Aircraft Owners Breath Sigh of Relief in Washington - For Now
April 15, 2010 — A coalition of aviation organizations and enthusiasts in the state of Washington has successfully fought legislation that would have created a considerable excise tax increase for the state’s aircraft owners. Both the House and Senate approved a conference committee report that removed an annual 0.5 percent excise tax on all state’s aircraft. The bill has been forwarded to Governor Chris Gregoire for her signature.
“This was a successful effort, and quite a few organizations were involved representing the entire spectrum of aviation in the state of Washington,” said John Townsley, legislative director of the Washington Pilots Association. “But now that game is over. We need to get a plan going forward, because there’s quite a bit of work to be done.” Townsley noted that the state faces a $5 billion budget deficit next fiscal year, and work on the state’s aviation infrastructure has been deferred to the tune of $400 million.

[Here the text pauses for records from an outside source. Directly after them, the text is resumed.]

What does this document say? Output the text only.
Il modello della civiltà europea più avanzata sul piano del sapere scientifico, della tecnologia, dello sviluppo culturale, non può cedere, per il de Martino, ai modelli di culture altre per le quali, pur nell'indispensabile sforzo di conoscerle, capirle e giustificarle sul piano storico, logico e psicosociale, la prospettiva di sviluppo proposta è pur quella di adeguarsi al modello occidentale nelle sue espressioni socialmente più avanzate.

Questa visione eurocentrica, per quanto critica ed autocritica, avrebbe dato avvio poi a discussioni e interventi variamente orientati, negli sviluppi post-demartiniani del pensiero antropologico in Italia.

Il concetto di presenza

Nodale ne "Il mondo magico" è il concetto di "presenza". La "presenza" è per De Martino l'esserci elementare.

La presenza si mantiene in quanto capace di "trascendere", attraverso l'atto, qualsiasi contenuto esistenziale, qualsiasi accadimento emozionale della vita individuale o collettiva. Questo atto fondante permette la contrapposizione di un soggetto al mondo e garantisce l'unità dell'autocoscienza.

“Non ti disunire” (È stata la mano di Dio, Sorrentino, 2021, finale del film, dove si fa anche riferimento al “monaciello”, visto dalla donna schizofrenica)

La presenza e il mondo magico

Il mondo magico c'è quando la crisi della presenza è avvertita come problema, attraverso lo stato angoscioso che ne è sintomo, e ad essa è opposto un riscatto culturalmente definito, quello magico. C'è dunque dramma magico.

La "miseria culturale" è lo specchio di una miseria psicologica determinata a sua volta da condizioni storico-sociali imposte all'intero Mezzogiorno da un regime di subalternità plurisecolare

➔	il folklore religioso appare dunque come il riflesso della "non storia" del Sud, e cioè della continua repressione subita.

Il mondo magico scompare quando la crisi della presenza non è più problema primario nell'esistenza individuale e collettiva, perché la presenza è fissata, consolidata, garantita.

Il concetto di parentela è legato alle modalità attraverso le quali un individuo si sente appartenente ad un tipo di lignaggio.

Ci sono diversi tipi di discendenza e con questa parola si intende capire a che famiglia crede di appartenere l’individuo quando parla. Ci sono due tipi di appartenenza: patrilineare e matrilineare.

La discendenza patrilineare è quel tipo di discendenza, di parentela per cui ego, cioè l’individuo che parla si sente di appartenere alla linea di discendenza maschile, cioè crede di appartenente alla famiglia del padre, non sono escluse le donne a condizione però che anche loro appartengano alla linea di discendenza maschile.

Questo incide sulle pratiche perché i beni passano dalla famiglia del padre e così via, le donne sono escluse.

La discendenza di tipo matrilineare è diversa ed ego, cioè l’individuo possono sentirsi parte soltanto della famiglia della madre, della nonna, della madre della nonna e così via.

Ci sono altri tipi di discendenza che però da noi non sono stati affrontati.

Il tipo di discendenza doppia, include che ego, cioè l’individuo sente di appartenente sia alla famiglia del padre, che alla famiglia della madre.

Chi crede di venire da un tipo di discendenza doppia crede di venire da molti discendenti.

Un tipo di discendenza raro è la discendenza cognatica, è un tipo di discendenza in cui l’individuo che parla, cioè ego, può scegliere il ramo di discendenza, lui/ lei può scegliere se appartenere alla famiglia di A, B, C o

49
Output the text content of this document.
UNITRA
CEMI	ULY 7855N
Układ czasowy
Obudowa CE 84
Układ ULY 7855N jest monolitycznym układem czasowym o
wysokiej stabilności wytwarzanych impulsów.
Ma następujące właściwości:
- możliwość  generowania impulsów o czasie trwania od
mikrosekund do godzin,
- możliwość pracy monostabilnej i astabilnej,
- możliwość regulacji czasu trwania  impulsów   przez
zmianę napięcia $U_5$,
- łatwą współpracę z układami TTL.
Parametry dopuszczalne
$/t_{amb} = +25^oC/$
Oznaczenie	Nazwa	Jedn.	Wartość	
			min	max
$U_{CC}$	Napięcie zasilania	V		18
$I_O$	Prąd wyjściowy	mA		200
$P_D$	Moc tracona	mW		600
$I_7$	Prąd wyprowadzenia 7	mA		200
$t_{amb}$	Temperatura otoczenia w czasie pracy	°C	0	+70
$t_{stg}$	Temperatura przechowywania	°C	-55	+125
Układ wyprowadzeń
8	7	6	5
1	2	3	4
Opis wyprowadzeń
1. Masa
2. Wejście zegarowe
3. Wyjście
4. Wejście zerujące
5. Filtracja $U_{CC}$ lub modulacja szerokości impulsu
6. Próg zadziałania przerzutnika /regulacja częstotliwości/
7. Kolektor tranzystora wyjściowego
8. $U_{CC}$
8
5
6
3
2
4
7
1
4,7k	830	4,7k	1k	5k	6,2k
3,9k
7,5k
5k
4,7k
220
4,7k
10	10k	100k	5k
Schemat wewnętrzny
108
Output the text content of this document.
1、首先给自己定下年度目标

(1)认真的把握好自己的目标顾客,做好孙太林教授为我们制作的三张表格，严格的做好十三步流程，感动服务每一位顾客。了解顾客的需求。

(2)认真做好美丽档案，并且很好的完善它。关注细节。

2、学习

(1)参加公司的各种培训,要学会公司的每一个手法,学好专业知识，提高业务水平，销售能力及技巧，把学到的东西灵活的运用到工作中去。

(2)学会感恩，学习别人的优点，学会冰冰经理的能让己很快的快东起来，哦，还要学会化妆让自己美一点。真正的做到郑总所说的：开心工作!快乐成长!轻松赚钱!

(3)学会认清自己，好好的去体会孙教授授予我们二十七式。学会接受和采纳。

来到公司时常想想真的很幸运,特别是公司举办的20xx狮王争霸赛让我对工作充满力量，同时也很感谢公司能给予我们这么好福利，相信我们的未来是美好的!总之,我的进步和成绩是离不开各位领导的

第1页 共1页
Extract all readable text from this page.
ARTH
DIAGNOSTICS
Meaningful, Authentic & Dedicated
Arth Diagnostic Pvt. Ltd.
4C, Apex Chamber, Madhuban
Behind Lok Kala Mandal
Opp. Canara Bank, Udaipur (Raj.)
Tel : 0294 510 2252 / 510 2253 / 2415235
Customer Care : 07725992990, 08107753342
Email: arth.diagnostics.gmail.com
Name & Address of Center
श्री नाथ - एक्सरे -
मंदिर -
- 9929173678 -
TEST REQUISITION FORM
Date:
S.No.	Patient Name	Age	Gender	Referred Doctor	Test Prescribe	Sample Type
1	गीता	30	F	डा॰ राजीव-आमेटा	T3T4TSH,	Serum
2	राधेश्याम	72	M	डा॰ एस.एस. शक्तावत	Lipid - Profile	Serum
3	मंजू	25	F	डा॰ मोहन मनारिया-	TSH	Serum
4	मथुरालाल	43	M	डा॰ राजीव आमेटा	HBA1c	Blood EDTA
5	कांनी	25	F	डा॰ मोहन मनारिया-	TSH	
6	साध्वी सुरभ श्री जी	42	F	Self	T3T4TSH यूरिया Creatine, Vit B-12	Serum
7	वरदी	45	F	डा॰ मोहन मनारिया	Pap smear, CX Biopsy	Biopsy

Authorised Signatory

“We (aviation interests) need to get on the offensive and propose a solution we can live with for the next session,” he continued. He added that the pavement condition index (PCI) is declining rapidly at a number of airport runways. “And our investment to date has been woefully inadequate. It would cost 18 times more to have to replace runways rather than properly maintain them.”
Townsley credits a number of organizations for the successful effort to remove the airplane excise tax provision, including EAA chapters and chapter members, the Washington Pilots Association, the National Business Aviation Association, Airport Management, AOPA, aerial applicators, individual pilots, and others.
“One of EAA’s prime missions is to ensure the affordability of recreational aviation and we viewed the proposed excise tax as an issue that would have had a huge negative impact on our member’s ability to enjoy aviation,” stated Randy Hansen, EAA government relations director. “We look forward to continuing working with the WPA coalition in developing long-term economic solutions to the sustainability of general aviation airports and aviation as a whole in the state of Washington.”
“They were engaged in communicating to the legislature the serious threat posed by the excise tax to general aviation businesses in the short and long term,” Hansen said. “Aviation is a critical asset, and this tax was disproportionately high as compared to other area states. Townsley added, “Now we need to move forward and achieve a vision. EAA will be a key player.”